AUG is unlocking rare disease drug access by reformulating off-patent drugs that already work for patients who can't get them
May 27, 2025 with Jennifer Lin
Key Points
- AUG reformulates off-patent drugs that already work for rare disease patients but never reached them due to wrong delivery format or dosage.
- Rare disease drugs face lighter regulatory scrutiny than crowded markets, allowing AUG to compress timelines by comparing against placebo rather than existing treatments.
- Rare disease pricing stays durable with payers because annual costs spread thinly across small patient populations, making reimbursement negotiations straightforward.
Summary
Jennifer Lynn's company AUG is built on a straightforward premise: drugs that already work for rare disease patients often never reach them, not because the science failed but because the logistics did. A physician tries a compound on one or two patients, writes up encouraging results, and the rest of the patient population gets nothing. AUG's job is to close that gap.
The mechanism is reformulation. Many of these effective drugs exist in the wrong delivery format — a dose level too high for practical use, an injection when patients need an eye drop, a formulation that isn't stable enough to distribute. AUG takes an existing compound and engineers the version that actually works for the target population.
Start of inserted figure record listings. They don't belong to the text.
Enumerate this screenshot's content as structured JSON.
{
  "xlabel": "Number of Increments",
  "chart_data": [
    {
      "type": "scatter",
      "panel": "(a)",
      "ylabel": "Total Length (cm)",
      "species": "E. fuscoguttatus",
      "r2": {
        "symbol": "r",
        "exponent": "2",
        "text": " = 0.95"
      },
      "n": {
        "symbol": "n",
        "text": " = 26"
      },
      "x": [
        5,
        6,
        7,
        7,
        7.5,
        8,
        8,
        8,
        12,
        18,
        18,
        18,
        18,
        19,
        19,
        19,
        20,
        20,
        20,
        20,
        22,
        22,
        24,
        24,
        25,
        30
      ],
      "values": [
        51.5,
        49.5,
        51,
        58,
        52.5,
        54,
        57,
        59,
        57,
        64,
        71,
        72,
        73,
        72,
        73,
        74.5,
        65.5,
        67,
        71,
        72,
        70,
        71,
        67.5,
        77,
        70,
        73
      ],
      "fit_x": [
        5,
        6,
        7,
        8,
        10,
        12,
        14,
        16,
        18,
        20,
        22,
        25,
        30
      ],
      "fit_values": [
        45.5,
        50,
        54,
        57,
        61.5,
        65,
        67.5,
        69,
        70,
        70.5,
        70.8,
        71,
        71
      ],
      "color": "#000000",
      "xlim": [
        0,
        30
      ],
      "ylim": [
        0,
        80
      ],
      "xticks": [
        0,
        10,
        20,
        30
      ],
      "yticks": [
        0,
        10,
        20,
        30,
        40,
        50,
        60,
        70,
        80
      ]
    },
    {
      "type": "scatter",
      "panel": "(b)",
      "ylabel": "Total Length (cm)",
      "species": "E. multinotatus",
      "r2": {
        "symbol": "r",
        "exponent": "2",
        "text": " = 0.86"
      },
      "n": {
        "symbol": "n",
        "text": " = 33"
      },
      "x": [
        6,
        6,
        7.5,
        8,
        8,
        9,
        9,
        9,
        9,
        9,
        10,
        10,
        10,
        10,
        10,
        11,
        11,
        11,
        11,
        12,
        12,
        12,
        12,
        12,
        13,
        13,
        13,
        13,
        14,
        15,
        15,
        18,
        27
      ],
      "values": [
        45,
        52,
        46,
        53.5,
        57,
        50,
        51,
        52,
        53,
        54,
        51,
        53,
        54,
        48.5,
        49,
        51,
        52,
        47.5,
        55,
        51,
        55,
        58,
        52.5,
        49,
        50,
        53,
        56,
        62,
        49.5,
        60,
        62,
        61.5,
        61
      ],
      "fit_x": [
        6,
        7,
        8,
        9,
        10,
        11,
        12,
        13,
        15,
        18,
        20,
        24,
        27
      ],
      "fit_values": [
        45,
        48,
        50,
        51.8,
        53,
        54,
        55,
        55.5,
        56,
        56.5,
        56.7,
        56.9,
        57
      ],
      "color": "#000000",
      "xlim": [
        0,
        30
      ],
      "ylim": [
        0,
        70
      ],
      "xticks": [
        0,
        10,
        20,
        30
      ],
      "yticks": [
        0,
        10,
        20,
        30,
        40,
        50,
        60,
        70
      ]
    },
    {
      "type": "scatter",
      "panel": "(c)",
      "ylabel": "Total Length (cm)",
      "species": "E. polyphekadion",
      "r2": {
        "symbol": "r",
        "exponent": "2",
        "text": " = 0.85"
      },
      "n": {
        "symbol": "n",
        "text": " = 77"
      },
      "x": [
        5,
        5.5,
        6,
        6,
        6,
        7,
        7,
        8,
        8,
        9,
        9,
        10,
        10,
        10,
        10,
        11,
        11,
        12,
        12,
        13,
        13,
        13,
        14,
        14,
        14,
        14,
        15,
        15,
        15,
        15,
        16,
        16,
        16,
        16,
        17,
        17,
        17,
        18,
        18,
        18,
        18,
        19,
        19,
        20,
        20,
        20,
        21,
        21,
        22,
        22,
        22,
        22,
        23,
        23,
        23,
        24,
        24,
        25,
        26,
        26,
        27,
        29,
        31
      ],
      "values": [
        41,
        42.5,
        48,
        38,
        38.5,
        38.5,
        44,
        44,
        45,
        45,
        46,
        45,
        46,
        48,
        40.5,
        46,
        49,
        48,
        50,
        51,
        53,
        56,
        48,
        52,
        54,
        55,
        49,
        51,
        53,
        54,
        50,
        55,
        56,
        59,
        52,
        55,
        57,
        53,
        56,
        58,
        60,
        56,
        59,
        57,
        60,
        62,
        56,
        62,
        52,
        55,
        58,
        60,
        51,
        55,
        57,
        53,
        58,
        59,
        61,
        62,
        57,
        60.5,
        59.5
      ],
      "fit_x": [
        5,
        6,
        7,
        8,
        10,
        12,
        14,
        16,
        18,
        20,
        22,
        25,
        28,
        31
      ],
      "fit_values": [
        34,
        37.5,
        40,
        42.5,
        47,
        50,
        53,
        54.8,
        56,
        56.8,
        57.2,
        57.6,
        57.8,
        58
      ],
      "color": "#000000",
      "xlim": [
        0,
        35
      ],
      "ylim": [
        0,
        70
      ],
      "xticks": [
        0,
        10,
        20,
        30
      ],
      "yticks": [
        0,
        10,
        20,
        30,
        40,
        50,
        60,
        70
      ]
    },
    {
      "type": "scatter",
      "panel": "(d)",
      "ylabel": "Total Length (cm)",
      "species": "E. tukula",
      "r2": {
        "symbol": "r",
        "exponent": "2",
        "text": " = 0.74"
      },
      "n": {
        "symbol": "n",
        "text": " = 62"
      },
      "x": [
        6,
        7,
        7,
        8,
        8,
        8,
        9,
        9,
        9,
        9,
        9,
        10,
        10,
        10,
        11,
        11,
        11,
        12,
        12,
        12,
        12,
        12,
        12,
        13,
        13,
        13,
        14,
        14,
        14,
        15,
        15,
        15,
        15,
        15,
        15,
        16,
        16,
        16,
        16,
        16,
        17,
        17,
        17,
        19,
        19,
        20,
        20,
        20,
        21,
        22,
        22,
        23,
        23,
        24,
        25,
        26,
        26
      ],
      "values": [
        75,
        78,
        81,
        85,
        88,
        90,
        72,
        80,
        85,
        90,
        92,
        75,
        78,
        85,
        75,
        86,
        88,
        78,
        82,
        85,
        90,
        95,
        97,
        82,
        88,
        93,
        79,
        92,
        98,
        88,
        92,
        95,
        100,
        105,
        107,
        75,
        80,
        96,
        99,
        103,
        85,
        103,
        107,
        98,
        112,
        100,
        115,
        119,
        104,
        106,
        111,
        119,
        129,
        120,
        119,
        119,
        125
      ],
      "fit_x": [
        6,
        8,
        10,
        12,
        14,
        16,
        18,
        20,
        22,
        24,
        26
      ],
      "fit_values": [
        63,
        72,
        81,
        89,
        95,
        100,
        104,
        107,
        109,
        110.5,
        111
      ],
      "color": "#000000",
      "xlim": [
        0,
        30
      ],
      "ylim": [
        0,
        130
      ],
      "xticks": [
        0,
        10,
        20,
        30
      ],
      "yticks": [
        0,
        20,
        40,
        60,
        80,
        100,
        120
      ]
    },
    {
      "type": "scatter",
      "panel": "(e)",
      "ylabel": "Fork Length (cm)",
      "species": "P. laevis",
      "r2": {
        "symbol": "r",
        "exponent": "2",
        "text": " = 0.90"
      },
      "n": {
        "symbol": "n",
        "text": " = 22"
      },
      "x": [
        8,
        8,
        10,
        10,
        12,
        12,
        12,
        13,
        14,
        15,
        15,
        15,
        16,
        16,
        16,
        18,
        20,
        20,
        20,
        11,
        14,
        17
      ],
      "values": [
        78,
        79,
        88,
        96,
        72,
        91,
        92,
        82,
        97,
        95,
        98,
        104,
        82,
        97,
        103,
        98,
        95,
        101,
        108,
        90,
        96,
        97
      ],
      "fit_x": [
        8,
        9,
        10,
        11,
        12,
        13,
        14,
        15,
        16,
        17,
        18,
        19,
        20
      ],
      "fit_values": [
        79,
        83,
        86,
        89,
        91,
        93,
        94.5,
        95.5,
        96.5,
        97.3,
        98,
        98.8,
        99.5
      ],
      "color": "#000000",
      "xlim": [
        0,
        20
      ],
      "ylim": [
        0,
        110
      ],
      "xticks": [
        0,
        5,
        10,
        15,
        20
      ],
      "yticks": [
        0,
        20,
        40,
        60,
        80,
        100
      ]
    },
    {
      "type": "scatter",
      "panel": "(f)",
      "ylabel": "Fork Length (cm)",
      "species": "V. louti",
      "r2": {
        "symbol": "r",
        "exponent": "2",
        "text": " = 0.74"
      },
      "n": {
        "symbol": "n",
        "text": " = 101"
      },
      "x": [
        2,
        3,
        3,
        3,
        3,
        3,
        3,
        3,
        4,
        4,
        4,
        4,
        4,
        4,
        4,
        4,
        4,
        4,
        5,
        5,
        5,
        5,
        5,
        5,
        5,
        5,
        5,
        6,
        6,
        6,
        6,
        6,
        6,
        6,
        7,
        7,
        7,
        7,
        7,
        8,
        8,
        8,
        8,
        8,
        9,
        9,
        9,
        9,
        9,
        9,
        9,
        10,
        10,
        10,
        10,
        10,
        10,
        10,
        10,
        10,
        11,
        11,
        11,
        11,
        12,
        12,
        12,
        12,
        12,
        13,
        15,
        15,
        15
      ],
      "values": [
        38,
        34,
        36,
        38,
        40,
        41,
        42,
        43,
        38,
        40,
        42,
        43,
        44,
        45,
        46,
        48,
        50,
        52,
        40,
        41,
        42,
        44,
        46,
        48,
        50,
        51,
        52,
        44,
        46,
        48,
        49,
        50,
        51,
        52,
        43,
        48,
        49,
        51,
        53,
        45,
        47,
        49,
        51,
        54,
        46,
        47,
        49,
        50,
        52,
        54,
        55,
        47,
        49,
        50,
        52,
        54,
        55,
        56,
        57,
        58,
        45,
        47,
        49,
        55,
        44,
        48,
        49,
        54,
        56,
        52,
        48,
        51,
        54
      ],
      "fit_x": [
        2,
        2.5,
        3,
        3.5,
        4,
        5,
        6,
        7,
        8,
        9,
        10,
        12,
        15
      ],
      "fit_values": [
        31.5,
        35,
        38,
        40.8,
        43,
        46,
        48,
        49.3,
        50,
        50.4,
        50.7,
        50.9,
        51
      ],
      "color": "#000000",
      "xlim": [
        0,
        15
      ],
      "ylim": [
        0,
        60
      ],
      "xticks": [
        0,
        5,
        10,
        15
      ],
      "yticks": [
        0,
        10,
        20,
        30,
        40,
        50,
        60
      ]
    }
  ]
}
The safety profile is usually already established, which compresses the development risk considerably.
To avoid the licensing friction that comes with in-patent assets — major pharma, Lynn says, defaults to demanding large upfront cash regardless of indication — AUG focuses on off-patent drugs. These are compounds whose commercial life in large indications like autoimmune disease has already run its course, their patents expired, their prices low. AUG adds the rare-disease-specific formulation layer on top.
Regulatory leverage
Rare disease is structurally easier to navigate at the FDA than crowded therapeutic areas like breast cancer, where new entrants must run multi-year trials against drugs that already work. In rare disease, the comparison is often placebo or historical controls, because there is frequently no approved treatment. That compresses timelines and costs.
Lynn identifies the antibody and biologic space as the current low-hanging fruit. The FDA recently issued guidance allowing certain biologic drugs to skip extensive animal testing if human safety data already exists, which can cut a meaningful portion of preclinical work for compounds with established profiles.
Pricing dynamics
Rare disease pricing holds up better than it might appear. Payers push back hardest on drugs for large indications — Alzheimer's or longevity treatments — where broad adoption would put hundreds of billions of dollars on insurers' books. A rare disease drug priced at $100,000 per year across 10,000 patients spreads thinly across the U.S. payer landscape, making reimbursement conversations, in Lynn's telling, relatively smooth.
Longevity as the moonshot
Outside AUG's core focus, Lynn flags longevity as the most compelling adjacent opportunity: a drug that genuinely slows aging would enter a market where every person on earth is a potential patient. First-mover advantage in that category would be extraordinary, though the science remains unsettled.